The exact solution of the equation $2\sin 3x+\sqrt{3}=0$ on the interval $\left[ 0,2\pi \right)$ is $\frac{4\pi }{9}$ , $\frac{5\pi }{9}$ , $\frac{10\pi }{9}$ , $\frac{11\pi }{9}$ , $\frac{16\pi }{9}$ , and $\frac{17\pi }{9}$.

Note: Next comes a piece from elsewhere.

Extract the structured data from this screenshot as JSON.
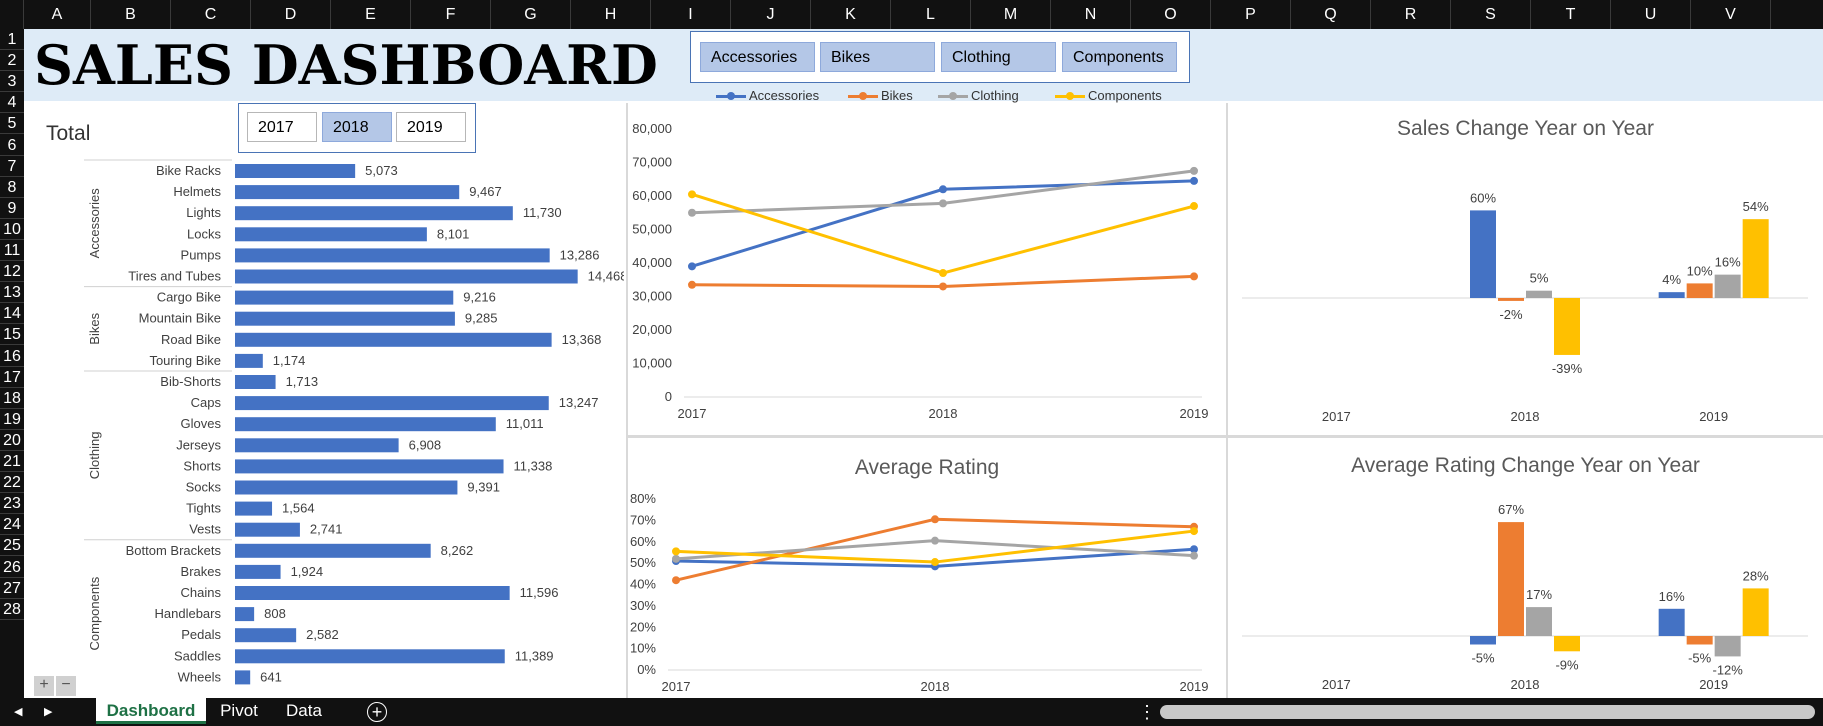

Let us consider the provided expression: $2\sin 3x+\sqrt{3}=0$ Add $-\sqrt{3}\text{ }$ on both sides: \begin{align} & 2\sin 3x+\sqrt{3}-\sqrt{3}=0-\sqrt{3} \\ & 2\sin 3x=-\sqrt{3} \end{align} And divide by $2$ on both sides: \begin{align} & \frac{2\sin 3x}{2}=\frac{-\sqrt{3}}{2} \\ & \sin 3x=\frac{-\sqrt{3}}{2} \end{align} On, the interval $\left[ 0,2\pi \right),$ the sine function is $\frac{-\sqrt{3}}{2}$ at $\frac{4\pi }{3}\text{ and }\frac{5\pi }{3}$. So, \begin{align} & \sin 3x=\frac{-\sqrt{3}}{2} \\ & 3x=\frac{4\pi }{3} \end{align} Or, \begin{align} & \sin 3x=\frac{-\sqrt{3}}{2} \\ & 3x=\frac{5\pi }{3} \end{align} Since the period of the sine function is $2\pi$, the general solution of the equation is: \begin{align} & 3x=\frac{4\pi }{3}+2n\pi \\ & x=\frac{4\pi }{9}+\frac{2n\pi }{3} \end{align} Or, \begin{align} & 3x=\frac{5\pi }{3}+2n\pi \\ & x=\frac{5\pi }{9}+\frac{2n\pi }{3} \end{align} To get different solutions, put $\text{ }n=0,1,2,3\ldots$ When $n=0$ , $x=\frac{4\pi }{9}\text{ or }x=\frac{5\pi }{9}$ When $n=1$ , \begin{align} & x=\frac{4\pi }{9}+\frac{2\pi }{3} \\ & =\frac{10\pi }{9} \end{align} Or, \begin{align} & x=\frac{5\pi }{9}+\frac{2\pi }{3} \\ & =\frac{11\pi }{9} \end{align} When $n=2$ , \begin{align} & x=\frac{4\pi }{9}+\frac{4\pi }{3} \\ & =\frac{16\pi }{9} \end{align} Or, \begin{align} & x=\frac{5\pi }{9}+\frac{4\pi }{3} \\ & =\frac{17\pi }{9} \end{align} Put the other values of $n$; then the solution becomes outside the interval $\left[ 0,2\pi \right).$ Thus, the exact solution of the equation $2\sin 3x+\sqrt{3}=0$ on the interval $\left[ 0,2\pi \right)$ is $\frac{4\pi }{9}$ , $\frac{5\pi }{9}$ , $\frac{10\pi }{9}$ , $\frac{11\pi }{9}$ , $\frac{16\pi }{9}$ , and $\frac{17\pi }{9}$.